Overcoming Hostilities, US And Cuba To Open Embassies


After more than a half-century of hostility, the United States and Cuba declared Wednesday they will reopen embassies in each other’s capitals this month, marking a historic full restoration of diplomatic relations between the Cold War foes.

For President Barack Obama, the opening of the U.S. Embassy in the heart of Havana is one of the most tangible demonstrations of his long-standing pledge to engage directly with U.S. adversaries. Heralding the embassy agreement, Obama declared: “This is what change looks like.”

Cuban media stations broadcast Obama’s statement live, underscoring the new spirit.
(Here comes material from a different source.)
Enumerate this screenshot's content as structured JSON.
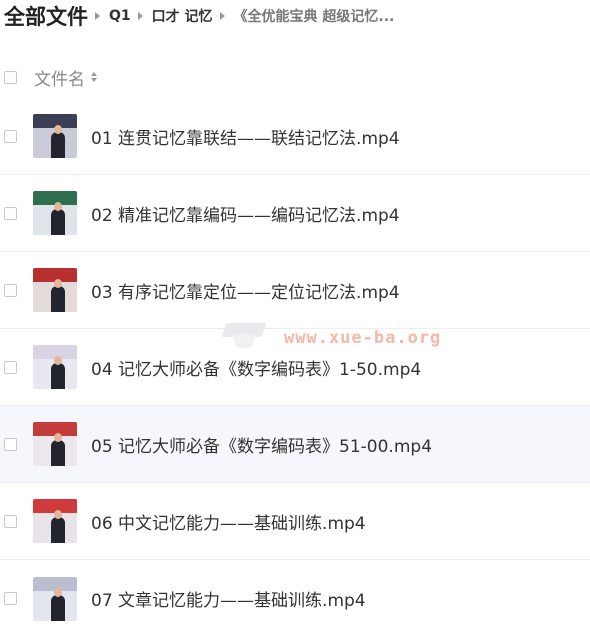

In a letter to Obama, Cuban President Raul Castro praised the embassy announcement as a way to “develop respectful relations and cooperation between our peoples and governments.”

Despite the historic step, the U.S. and Cuba are still grappling with deep divisions and mistrust.

The U.S. is particularly concerned about Cuba’s reputed human rights violations. Cuba is demanding an end to the U.S. economic embargo, the return of the U.S. military base at Guantanamo Bay and a halt to broadcasts aimed at the island.

Obama wants Congress to lift the embargo, but staunch Republican opposition makes that unlikely in the near future. Republicans, as well as a handful of Democrats, say Obama is prematurely rewarding an oppressive government.

The U.S. cut off diplomatic relations with Cuba in 1961 after Fidel Castro’s revolution. The U.S. spent decades trying to either overthrow the Cuban government or isolate the island.